Quoth Robertus Byrkes who in this world did reign
Threescore years and seven, and yet lived not one.

Robin of Doncaster as he is now familiarly called by persons connected, or acquainted with the church, is remembered only by this record which he has left of himself: perhaps the tomb was spared for the singularity of the epitaph, when prouder monuments in the same church were despoiled. He seems to have been one who thinking little of any thing beyond the affairs of this world till the last year of his pilgrimage, lived during that year a new life. It may also be inferred that his property was inherited by persons to whom he was bound by no other ties than those of cold affinity; for if he had felt any concern for their welfare, he would not have considered those possessions as lost which were left to them.

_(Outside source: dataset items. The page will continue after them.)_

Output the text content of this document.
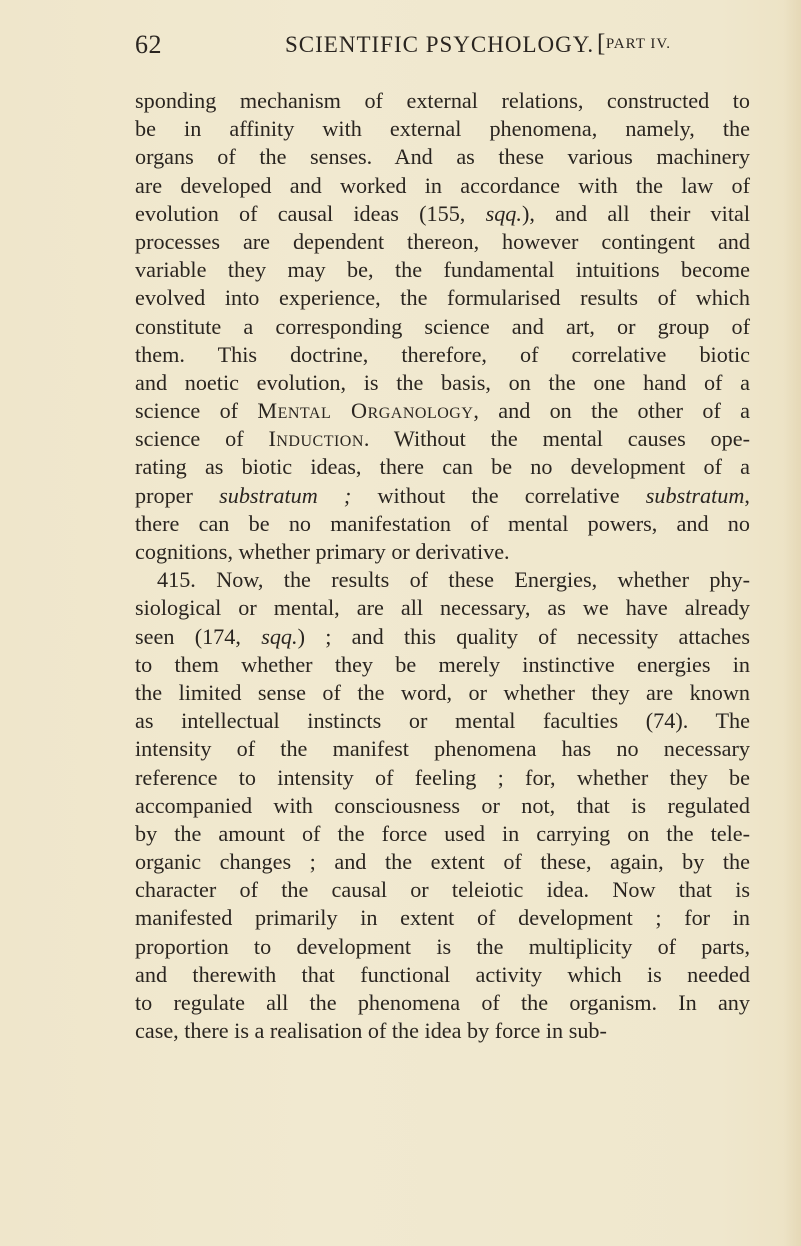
62	SCIENTIFIC PSYCHOLOGY. [PART IV.
sponding mechanism of external relations, constructed to
be in affinity with external phenomena, namely, the
organs of the senses. And as these various machinery
are developed and worked in accordance with the law of
evolution of causal ideas (155, sqq.), and all their vital
processes are dependent thereon, however contingent and
variable they may be, the fundamental intuitions become
evolved into experience, the formularised results of which
constitute a corresponding science and art, or group of
them. This doctrine, therefore, of correlative biotic
and noetic evolution, is the basis, on the one hand of a
science of Mental Organology, and on the other of a
science of Induction. Without the mental causes ope-
rating as biotic ideas, there can be no development of a
proper substratum ; without the correlative substratum,
there can be no manifestation of mental powers, and no
cognitions, whether primary or derivative.
415. Now, the results of these Energies, whether phy-
siological or mental, are all necessary, as we have already
seen (174, sqq.) ; and this quality of necessity attaches
to them whether they be merely instinctive energies in
the limited sense of the word, or whether they are known
as intellectual instincts or mental faculties (74). The
intensity of the manifest phenomena has no necessary
reference to intensity of feeling ; for, whether they be
accompanied with consciousness or not, that is regulated
by the amount of the force used in carrying on the tele-
organic changes ; and the extent of these, again, by the
character of the causal or teleiotic idea. Now that is
manifested primarily in extent of development ; for in
proportion to development is the multiplicity of parts,
and therewith that functional activity which is needed
to regulate all the phenomena of the organism. In any
case, there is a realisation of the idea by force in sub-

Perhaps a farther inference may be fairly drawn, that though the deceased had stood in this uncomfortable relation to his heirs at law, he was too just a man to set aside the course of succession which the law appointed. They who think that in the testamentary disposal of their property they have a right to do whatever it is legally in their power to do, may find themselves woefully mistaken when they come to render their account. Nothing but the weightiest moral considerations can justify any one in depriving another of that which the law of the land would otherwise in its due course have assigned him. But rights of descent cease to be held sacred in public opinion in proportion as men consider themselves exempt from all duty to their forefathers; and that is in proportion as principles become sophisticated, and society more and more corrupt.

St. George's is the only church in Doncaster, a town which in the year 1800, contained 1246 houses, 5697 souls: twenty years afterwards the houses had increased to 1729, and the inhabitants to 8544. The state having made no other provision for the religious instruction of the townspeople than one church, one vicar, and one curate—if the vicar from other revenues than those of his vicarage can afford to keep one— the far greater part of the inhabitants are left to be absenters by necessity, or dissenters by choice. It was the boast of the corporation in an address to Charles II. that they had not “one factious seditious person” in their town, “being all true sons of the Church of England and loyal subjects;” and that “in the height of all the late troubles and confusion (that is during the civil wars and the commonwealth,—which might more truly have been called the common-woe) they never had any conventicle amongst them, the nurseries and seed plots of sedition and rebellion.”—There are conventicles there now of every denomination. And this has been occasioned by the great sin of omission in the Government, and the great sin of commission in that Prelate who appropriated the property of the church to his own family.

Hollis Pigot was Vicar when Daniel Dove began to reside in Doncaster; and Mr. Fawkes was his Curate.